12 mars 2026, un jour mémorable : «Le 12 mars au Champ-de-Mars, alors que la cérémonie protocolaire de l’Indépendance touchait à sa fin, un moment suspendu s’est imposé. Près de 200 artistes réunis sur une même scène, trois orchestres des forces de l’ordre, la voix de Jasmine Toulouse-Olivier et celles d’une centaine d’enfants ont fait résonner la chanson Peace, Justice & Liberty. Ce n’était pas simplement une performance. C’était une fresque, une émotion, une transmission. La chanson s’est déployée comme un voyage à travers le temps. Il est question de quatre couplets, quatre langues, quatre univers musicaux. Du souffle des premières douleurs coloniales jusqu’à l’élan d’une nation unie, chaque note semblait porter une mémoire.»

Autour d’une chanson «rouge, bleu, jaune, vert» : «Au-delà de la performance, Peace, Justice & Liberty est née d’une réflexion simple, presque dérangeante. Aujourd’hui, ces mots font partie de notre quotidien. Ils sont dans notre hymne national. Nous les chantons. Nous les répétons. Mais les comprenons-nous encore vraiment ? Nos enfants savent-ils seulement ce que signifient réellement la paix, la justice et la liberté ? Car ces valeurs, aujourd’hui acquises, n’ont pas toujours existé. Elles ont été conquises. Et c’est précisément cette histoire que la chanson cherche à raconter. Chaque couplet incarne une période de l’histoire mauricienne. Le premier, en français, plonge dans l’époque coloniale française. Celle des esclaves, contraints au labeur, portant dans le silence de leurs souffrances une prière : celle de connaître un jour la paix, la justice et la liberté. Le deuxième, en anglais et porté par un rythme de marche militaire, évoque l’arrivée des troupes britanniques en 1810. L’abolition de l’esclavage marque un tournant mais la liberté reste incomplète.
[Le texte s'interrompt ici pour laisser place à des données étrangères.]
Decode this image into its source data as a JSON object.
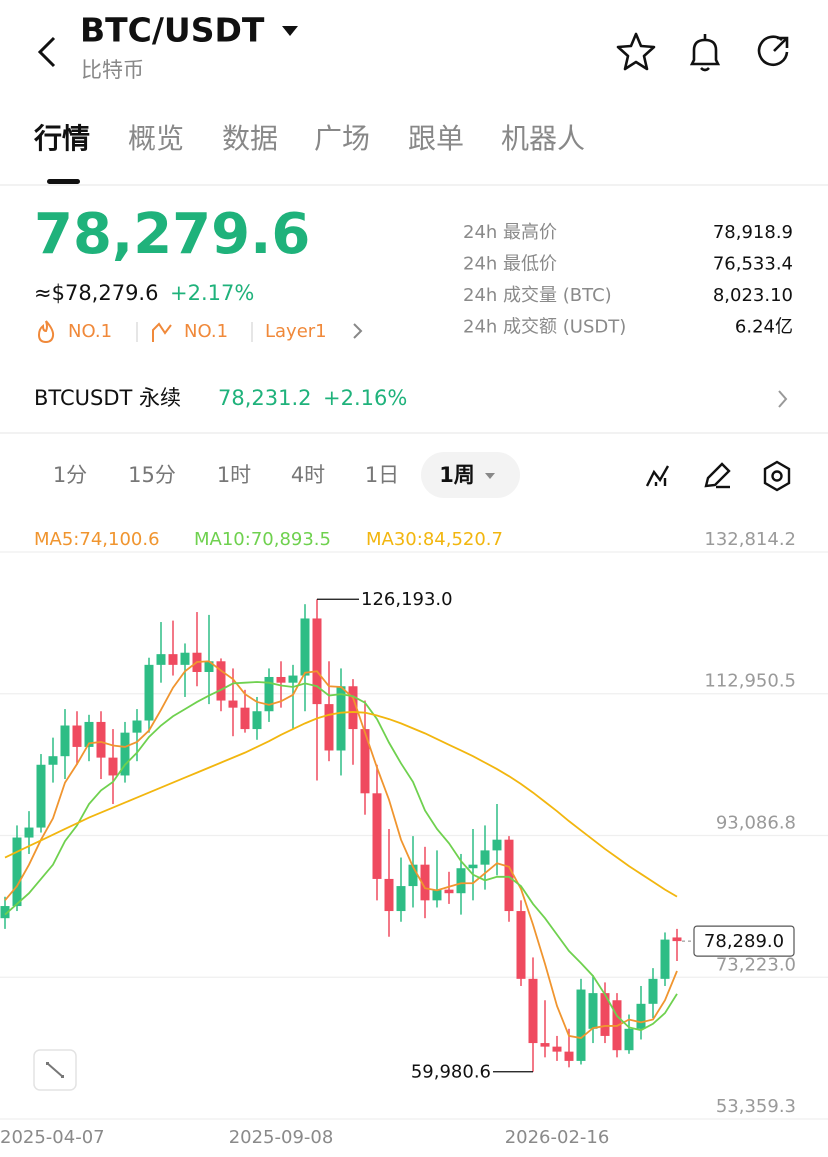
{
  "header": {
    "title": "BTC/USDT",
    "subtitle": "比特币"
  },
  "tabs": [
    "行情",
    "概览",
    "数据",
    "广场",
    "跟单",
    "机器人"
  ],
  "price": {
    "last": "78,279.6",
    "usd": "≈$78,279.6",
    "change": "+2.17%",
    "tags": [
      "NO.1",
      "NO.1",
      "Layer1"
    ]
  },
  "stats": [
    [
      "24h 最高价",
      "78,918.9"
    ],
    [
      "24h 最低价",
      "76,533.4"
    ],
    [
      "24h 成交量 (BTC)",
      "8,023.10"
    ],
    [
      "24h 成交额 (USDT)",
      "6.24亿"
    ]
  ],
  "perp": {
    "name": "BTCUSDT 永续",
    "price": "78,231.2",
    "change": "+2.16%"
  },
  "intervals": [
    "1分",
    "15分",
    "1时",
    "4时",
    "1日",
    "1周"
  ],
  "chart_data": {
    "type": "candlestick",
    "categories": [
      null,
      "2025-04-07",
      null,
      null,
      null,
      null,
      null,
      null,
      null,
      null,
      null,
      null,
      null,
      null,
      null,
      null,
      null,
      null,
      null,
      null,
      null,
      null,
      null,
      "2025-09-08",
      null,
      null,
      null,
      null,
      null,
      null,
      null,
      null,
      null,
      null,
      null,
      null,
      null,
      null,
      null,
      null,
      null,
      null,
      null,
      null,
      null,
      null,
      "2026-02-16",
      null,
      null,
      null,
      null,
      null,
      null,
      null,
      null,
      null,
      null
    ],
    "open": [
      81500,
      83200,
      92800,
      94200,
      103000,
      104200,
      108500,
      105500,
      109000,
      104000,
      101500,
      107500,
      109200,
      117000,
      118500,
      117000,
      118700,
      116000,
      117500,
      112000,
      111000,
      108000,
      110500,
      115300,
      114500,
      115500,
      123500,
      111500,
      105000,
      114000,
      108000,
      99000,
      87000,
      82500,
      86000,
      89000,
      84000,
      85500,
      85000,
      88500,
      89000,
      91000,
      92500,
      82500,
      73000,
      64000,
      63500,
      62800,
      61500,
      66000,
      71000,
      70000,
      63000,
      66000,
      69500,
      73000,
      78800
    ],
    "high": [
      84500,
      94500,
      96500,
      104500,
      106800,
      110800,
      110500,
      110000,
      110500,
      108000,
      109000,
      110800,
      118000,
      123000,
      123200,
      120000,
      124400,
      124000,
      117900,
      116500,
      113500,
      112500,
      116500,
      117500,
      117000,
      125500,
      126193,
      117500,
      116500,
      115000,
      112000,
      103000,
      94000,
      90000,
      93000,
      91500,
      91000,
      88000,
      90500,
      94000,
      94500,
      97500,
      93000,
      84000,
      76000,
      70000,
      65000,
      66000,
      73000,
      73500,
      72500,
      71000,
      68000,
      72000,
      74500,
      79500,
      80000
    ],
    "low": [
      80000,
      82500,
      90500,
      93500,
      100500,
      101000,
      103000,
      103500,
      101000,
      97500,
      100500,
      103500,
      107500,
      114500,
      115500,
      112500,
      114000,
      111500,
      110500,
      107000,
      107500,
      106500,
      109000,
      111000,
      108000,
      110500,
      100800,
      103500,
      101500,
      103000,
      96000,
      84000,
      78900,
      81000,
      83000,
      81500,
      83000,
      83500,
      82000,
      84000,
      85500,
      87500,
      81000,
      72000,
      59980.6,
      62000,
      61500,
      60600,
      61000,
      64000,
      64000,
      62000,
      62500,
      64500,
      67500,
      72000,
      75500
    ],
    "close": [
      83200,
      92800,
      94200,
      103000,
      104200,
      108500,
      105500,
      109000,
      104000,
      101500,
      107500,
      109200,
      117000,
      118500,
      117000,
      118700,
      116000,
      117500,
      112000,
      111000,
      108000,
      110500,
      115300,
      114500,
      115500,
      123500,
      111500,
      105000,
      114000,
      108000,
      99000,
      87000,
      82500,
      86000,
      89000,
      84000,
      85500,
      85000,
      88500,
      89000,
      91000,
      92500,
      82500,
      73000,
      64000,
      63500,
      62800,
      61500,
      71500,
      71000,
      65000,
      63000,
      66000,
      69500,
      73000,
      78500,
      78289
    ],
    "up_color": "#2ebd85",
    "down_color": "#ef4a5f",
    "series": [
      {
        "name": "MA5:74,100.6",
        "color": "#f0952f",
        "values": [
          84000,
          86000,
          89000,
          92500,
          95500,
          100500,
          103100,
          106000,
          106200,
          105700,
          105500,
          106200,
          107800,
          110700,
          113800,
          116100,
          117400,
          117500,
          116200,
          115000,
          112900,
          111800,
          111400,
          111900,
          112800,
          115900,
          116100,
          114000,
          113900,
          112400,
          107500,
          102600,
          98100,
          92500,
          88700,
          85700,
          85400,
          85900,
          86400,
          86400,
          87800,
          89200,
          88700,
          85600,
          80600,
          75100,
          69200,
          65000,
          64700,
          66100,
          66400,
          66400,
          67300,
          66900,
          67300,
          70000,
          74100.6
        ]
      },
      {
        "name": "MA10:70,893.5",
        "color": "#6fd14f",
        "values": [
          82000,
          83500,
          85000,
          87000,
          89000,
          92300,
          94500,
          97500,
          99400,
          100600,
          103000,
          104700,
          106900,
          108500,
          109800,
          110800,
          111800,
          112700,
          113500,
          114400,
          114500,
          114600,
          114500,
          114100,
          113900,
          114400,
          114000,
          112700,
          112900,
          112600,
          111700,
          109400,
          106100,
          103200,
          100600,
          96600,
          94000,
          92000,
          89500,
          87600,
          86800,
          87300,
          87300,
          86000,
          83500,
          81500,
          79200,
          76900,
          75200,
          73400,
          70800,
          67800,
          66200,
          65800,
          66700,
          68200,
          70893.5
        ]
      },
      {
        "name": "MA30:84,520.7",
        "color": "#f2b60f",
        "values": [
          90000,
          90800,
          91600,
          92400,
          93200,
          94000,
          94800,
          95600,
          96300,
          97000,
          97700,
          98400,
          99100,
          99800,
          100500,
          101200,
          101900,
          102600,
          103300,
          104000,
          104700,
          105500,
          106300,
          107200,
          108000,
          108800,
          109500,
          110000,
          110300,
          110400,
          110300,
          109900,
          109400,
          108800,
          108100,
          107400,
          106600,
          105800,
          105000,
          104200,
          103300,
          102400,
          101400,
          100300,
          99100,
          97800,
          96500,
          95100,
          93800,
          92500,
          91200,
          90000,
          88800,
          87700,
          86600,
          85500,
          84520.7
        ]
      }
    ],
    "ylim": [
      53359.3,
      132814.2
    ],
    "yticks": [
      {
        "value": 132814.2,
        "label": "132,814.2"
      },
      {
        "value": 112950.5,
        "label": "112,950.5"
      },
      {
        "value": 93086.8,
        "label": "93,086.8"
      },
      {
        "value": 73223.0,
        "label": "73,223.0"
      },
      {
        "value": 53359.3,
        "label": "53,359.3"
      }
    ],
    "grid": true,
    "high_label": "126,193.0",
    "low_label": "59,980.6",
    "price_label": "78,289.0"
  }
}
Le troisième couplet nous emmène vers l’arrivée des travailleurs engagés venus d’Asie. Chanté en hindi, en ourdou et en mandarin, il rend hommage à leurs sacrifices et à leur contribution à la construction du pays. Enfin, le dernier couplet, en créole et porté par un rythme de séga, célèbre l’Indépendance, ce moment où la paix, la justice et la liberté deviennent enfin une réalité pour une nation. Mais la chanson ne s’arrête pas à une célébration. Elle se termine par un rappel. «Pa blie zame disan ki’nn koule pou nou gagn lape, lazistis ek liberte… Aster gard lape, lazistis ek liberte»»

Il était une fois... «C’est une histoire qui commence bien avant le 12 mars. Pour comprendre, il faut remonter bien plus loin. Au cœur de cette aventure se trouve Rishi Nursimulu, fondateur de Dukesbridge, mais avant tout musicien. C’est l’histoire d’un enfant qui découvre le clavier à cinq ans, puis la guitare, le violon et la flûte traversière. C’est l’histoire d’un adolescent qui dirigeait déjà une chorale à 13 ans. On lui avait conseillé de choisir entre les études ou la musique, il a choisi les deux. Lauréat en Économie, avec une carrière internationale en finance, il est retourné à Maurice en 2014 avec une idée simple mais ambitieuse : créer une école différente. Une école où l’on apprend aussi à ressentir, à s’exprimer, à créer.»